Spagat zwischen Lust und Pflicht

■ „Markt und Meinungsmacht“: Ein Symposium im Hessischen Rundfunk

Zwei Branchentypen stehen sich auf dem Frankfurter Kommunikationsmarkt gegenüber. Auf der einen Seite versucht die in Mainhattan konzentrierte Werbebranche, (Produkt-)Informationen zu verkaufen. Und zwar so, daß sie im Idealfall so objektiv und zwingend erscheinen, als wären sie ein seriöser Beitrag des öffentlich-rechtlichen Rundfunks. Letzterer hingegen buhlt um Zuschauer und Hörer in einer zunehmend an die Werbung erinnernden Verpackung. Die Werbung hat damit keine Probleme. Im Gegenteil: Sie profitiert vom inhaltlichen Verfall des öffentlich-rechtlichen Rundfunks. Letzterer ist an den Rundfunk-Staatsvertrag gebunden und quält sich daher in einem schizophrenen Spagat zwischen Lust auf Quoten und Pflicht der Informationsvermittlung. Vor dem Hintergrund dieses Dauer-Dilemmas lud der Hessische Rundfunk zu einem Mini- Symposium ins Funkhaus: „Medien im Umbruch, Markt und Meinungsmacht — versäumte Lektionen“.
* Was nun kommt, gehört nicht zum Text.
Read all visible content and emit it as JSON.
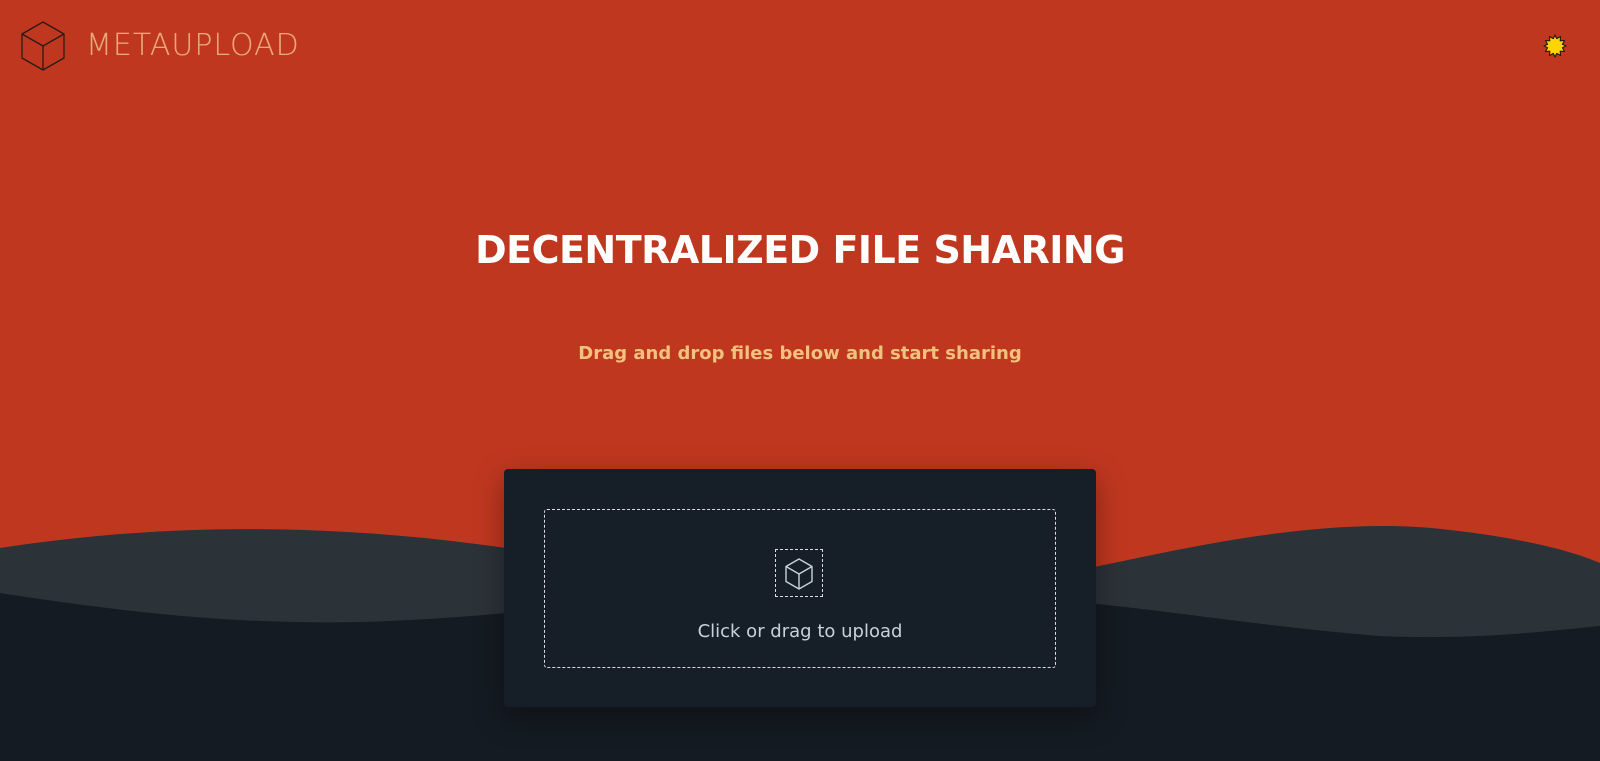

In ihrem Referat nahm Marie-Luise Hauch-Fleck, Wirtschaftsredakteurin der Zeit, die monopolistische Konzentration des privaten Rundfunks durch Bertelsmann und Springer aufs Korn. Ein „Steckbrief“ von Leo Kirch wurde verfaßt. So differenziert die Referentin die internen Verstrickungen des „TV-Monopolys“ zu durchleuchten verstand, so einfältig fiel leider ihre Stellungnahme zum Ergebnis dieser Entwicklung, den Programminhalten, aus: Es sei legitim, sich nach einem harten Arbeitstag „unterhalten“ zu lassen. Der eigentlichen Bewertung der „Unterhaltung“ des Zuschauers durch Liebesgrüße aus der Lederhose ging sie mit diplomatischer Schweigsamkeit aus dem Weg.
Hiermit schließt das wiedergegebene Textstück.